An Insider's Look at Mormon Culture

Getting Took

I hate buying cars. People, especially men, are always telling me what great deals they got when they bought their car. I think they mean what great deals the salesmen told them they were getting. Car salesmen always assure me that they’re giving us a great deal—not making a penny on the price we’re paying when we finally purchase. Still—glancing in the rear view mirror of our new car, we can’t help noticing the sales staff slapping each other on the back and throwing fistfuls of money in the air as we drive off the lot.

Tired of feeling ripped off, this time we did our homework—researched models online, test drove Fords, Hondas and Toyotas. We fielded phone calls and e-mails from hungry salesmen for over a month.

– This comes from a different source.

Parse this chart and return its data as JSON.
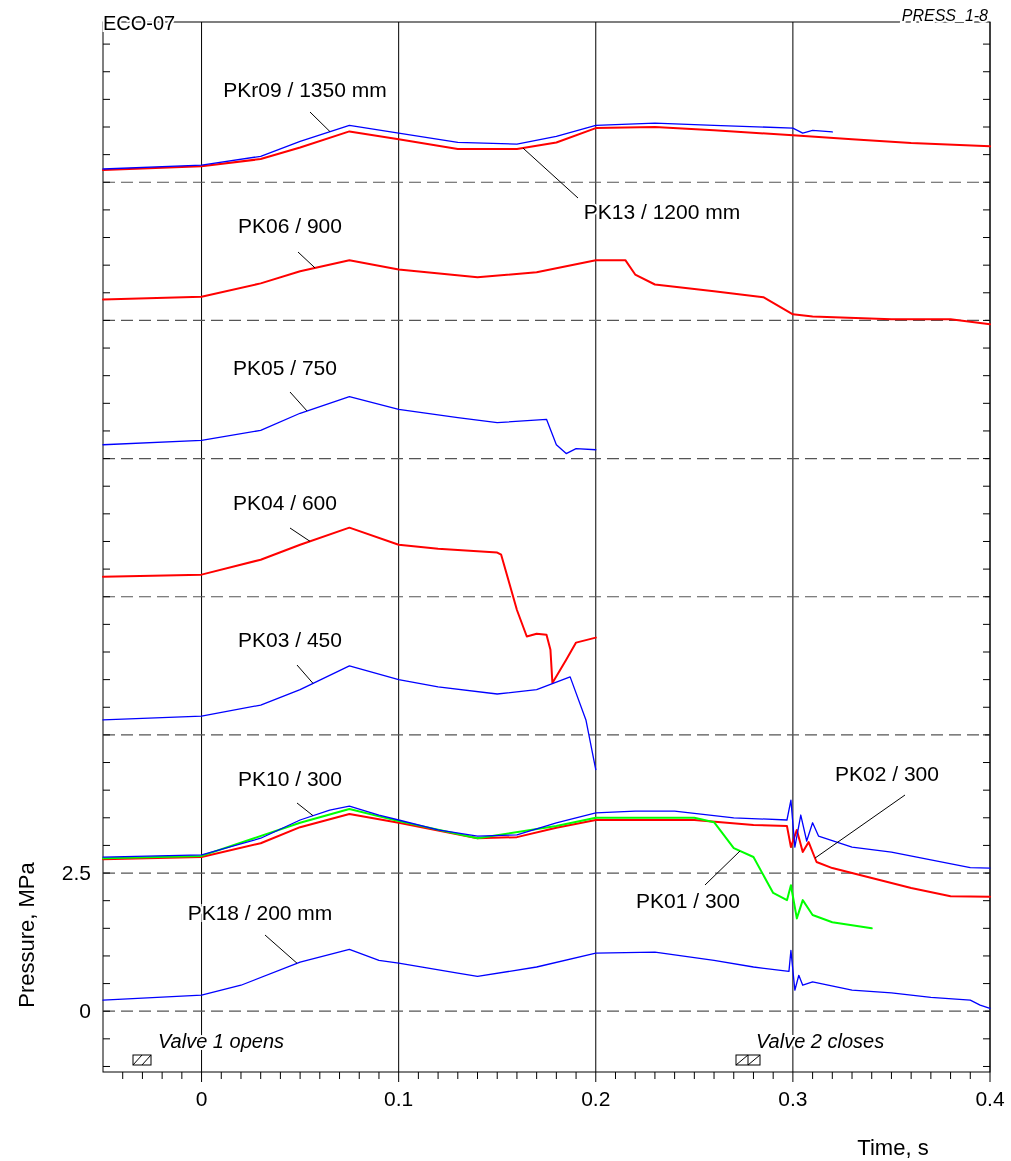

Finally, we paid $15 for Consumer Reports to price the make and model we chose. The report gave us the base line price we should pay, told us a documentation fee of close to $300 would be charged, but that we should not pay a delivery/destination charge of about $750.

Consumer Reports sent our request to three dealers in our area and we were inundated with calls and e-mails. Every sales person had the perfect car for us—and yes—every dealer insisted on our paying a delivery fee.

When we didn’t buy immediately, salesmen sent notices about cars on which they could make a deal—always cars with luxury packages we didn’t want.

Last week we looked at a Corolla priced about $1500 below the sticker price. Soupy Salesman said he could talk the manager out of the delivery fee. He couldn’t. We left.

Soupy called a few days later to tell us about their new clunker trade-in offer—$3,000 for our 12-year-old Taurus. “At the same price you quoted us on Tuesday?” “Yes. I’ll fight for that. I want you to have the best deal possible.”

We looked. The sales manager agreed to honor Tuesday’s price. We sat down to negotiate. When the manager wrote up the total, he was willing to honor the previous price, but would only give a $200 trade-in.

Now, I know trade-ins are a gimmick and I know nobody wants our old Taurus. If it wasn’t making expensive sounding noises, we wouldn’t be looking for a replacement. We should have walked away, decided on a different make of car, and started over. But we were exhausted—and concerned that our Taurus might leave us stranded in an inconvenient spot. So we bought.

Soupy, to make us feel better at paying top dollar, threw in a free key chain and invited us to the buffet dinner for new car owners the following week. We declined. It will be at least 12 more years before we can bring ourselves to step onto a car lot again.